A toast to the holidays: Champagne recommendations
Champagne is the easiest wine to enjoy and perfect for spreading cheer
The bubbles that give so much personality to the sparkling wine can be as distracting as they are invigorating.
Tickling our palate and making champagne irresistible, the carbon dioxide gas is produced as a result of a secondary fermentation.
After the grape juice is made into wine through the first alcoholic fermentation, the same dry wine goes through another fermentation.
This is triggered by the addition of a syrup that also contains some yeast, called the prise de mousse, which is added to the fermented wine when it is bottled.
The yeast starts fermenting the sugar in the syrup inside the bottle. As all fermentation naturally produces carbon dioxide gas, the gas is dissolved into the still wine, turning it bubbly.
If the champagne is tasted at this stage, it would be quite acidic.
So, the wine - together with the bubbles - stays inside the bottle for anything from a minimum of 15 months (for non-vintage) to three years (for vintage champagne).
Those are just some of the requirements and are commonly exceeded.
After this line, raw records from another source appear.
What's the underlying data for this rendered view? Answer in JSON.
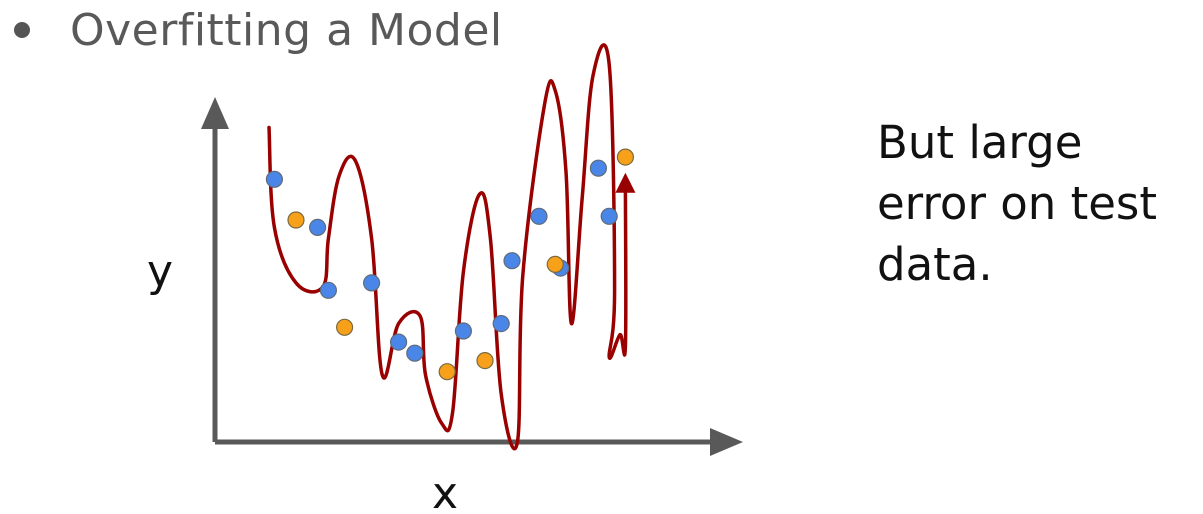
{
  "slide": {
    "bullet_title": "Overfitting a Model",
    "note_lines": [
      "But large",
      "error on test",
      "data."
    ]
  },
  "chart_data": {
    "type": "scatter",
    "xlabel": "x",
    "ylabel": "y",
    "grid": false,
    "legend": "none",
    "series": [
      {
        "color": "#4a86e8",
        "points": [
          [
            1.1,
            7.1
          ],
          [
            1.9,
            5.8
          ],
          [
            2.1,
            4.1
          ],
          [
            2.9,
            4.3
          ],
          [
            3.4,
            2.7
          ],
          [
            3.7,
            2.4
          ],
          [
            4.6,
            3.0
          ],
          [
            5.3,
            3.2
          ],
          [
            5.5,
            4.9
          ],
          [
            6.0,
            6.1
          ],
          [
            6.4,
            4.7
          ],
          [
            7.1,
            7.4
          ],
          [
            7.3,
            6.1
          ]
        ],
        "marker_edge": "#5f6b7a"
      },
      {
        "color": "#f7a01a",
        "points": [
          [
            1.5,
            6.0
          ],
          [
            2.4,
            3.1
          ],
          [
            4.3,
            1.9
          ],
          [
            5.0,
            2.2
          ],
          [
            6.3,
            4.8
          ],
          [
            7.6,
            7.7
          ]
        ],
        "marker_edge": "#7a6a40"
      }
    ],
    "fit_curve": {
      "color": "#990000",
      "points": [
        [
          1.0,
          8.5
        ],
        [
          1.1,
          5.8
        ],
        [
          1.5,
          4.3
        ],
        [
          2.0,
          4.2
        ],
        [
          2.1,
          5.5
        ],
        [
          2.3,
          7.2
        ],
        [
          2.6,
          7.6
        ],
        [
          2.9,
          5.5
        ],
        [
          3.1,
          1.8
        ],
        [
          3.4,
          3.2
        ],
        [
          3.8,
          3.4
        ],
        [
          3.9,
          1.8
        ],
        [
          4.2,
          0.5
        ],
        [
          4.4,
          0.8
        ],
        [
          4.6,
          4.6
        ],
        [
          4.9,
          6.7
        ],
        [
          5.1,
          5.5
        ],
        [
          5.3,
          1.3
        ],
        [
          5.6,
          0.0
        ],
        [
          5.7,
          4.5
        ],
        [
          6.1,
          9.1
        ],
        [
          6.3,
          9.5
        ],
        [
          6.5,
          7.3
        ],
        [
          6.6,
          3.2
        ],
        [
          6.8,
          6.6
        ],
        [
          7.0,
          9.9
        ],
        [
          7.3,
          10.2
        ],
        [
          7.4,
          4.1
        ],
        [
          7.3,
          2.3
        ],
        [
          7.5,
          2.9
        ],
        [
          7.6,
          2.6
        ],
        [
          7.6,
          6.9
        ]
      ]
    },
    "arrow": {
      "color": "#990000",
      "direction": "up"
    }
  }
}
What happens in that extended time is that the champagne becomes more evolved, rounded, complex and less aggressively acidic.
Prior to commercialising the wine, this residue or spent yeast has to be dispelled from the bottle. The process is called disgorgement, and it is a rather technical procedure.
The neck of the bottle is inverted - by machine - into a solution that is about minus 25 deg C, becoming a frozen plug.
The bottle is turned over, and the gas from the bottom forces the plug to shoot out of the bottle. A little wine is displaced.
The bottle is now topped with a dosage that adjusts the degree of dryness in the champagne.
Champagne is delicious as an aperitif and when paired with food, particularly dim sum, tempura, pakora and Korean seafood pancake.
Champagne is a sparkling wine but not all sparkling wine is champagne. To qualify for the name, the grapes that are used to make champagne must be grown in the delimited region of the same name. The wine has to be made in the region, as well as the ageing of the wine.
It is only when all the criteria are met can the wine in the bottle be called champagne - by all accounts the greatest sparkling wine in the world.
The writer is wine consultant for FairPrice. He is also regional chairman of Decanter World Wine Awards, vice-chairman of Decanter Asia Wine Awards and a columnist for the World of Fine Wine magazine in Britain.
Champagne Bichat Brut Rose ($60.70)
Peach and pink candy floss on the nose. The fruitiness is off-dry and has a pinch of delicate sweetness. Perfect around the swimming pool and barbecue.
Champagne Taittinger Prestige Rose Brut ($130.75)
Salmon pink. Red cherry and grapefruit. A fresh, racy aperitif style. A little grip of tannins on the finish. Dry and medium-plus-ish bodied. Based in Reims, France, Champagne Taittinger is still family-managed and family-owned.
G. H. Mumm Le Rose Brut ($106.06)
A hint of salmon in the colour. The fruit profile includes strawberry and citrus, even an apple-y aspect. Delicious on its own and with dim sum and tempura.
Moet & Chandon Brut Imperial Rose
The composition of the blend is about 40 per cent to 50 per cent Pinot Noir, 30 to 40 per cent Pinot Meunier and 10 to 20 per cent Chardonnay. Strawberry/raspberry/cherry with a hint of spice. Fresh and invigorating. Irresistible on its own and able to pair with finger food, ham and chicken, including tandoori.
Champagne Veuve Clicquot Brut Rose ($114.20)
This wine definitely has bottle-age as revealed by the tapered cork. As a result, the champagne is mature and evolved. The bubbles are gentle, and the fruit - including raspberry - and autumn leaves are delicious . Wonderful as an aperitif and makes a great pairing with finger food, mushroom dishes and even duck.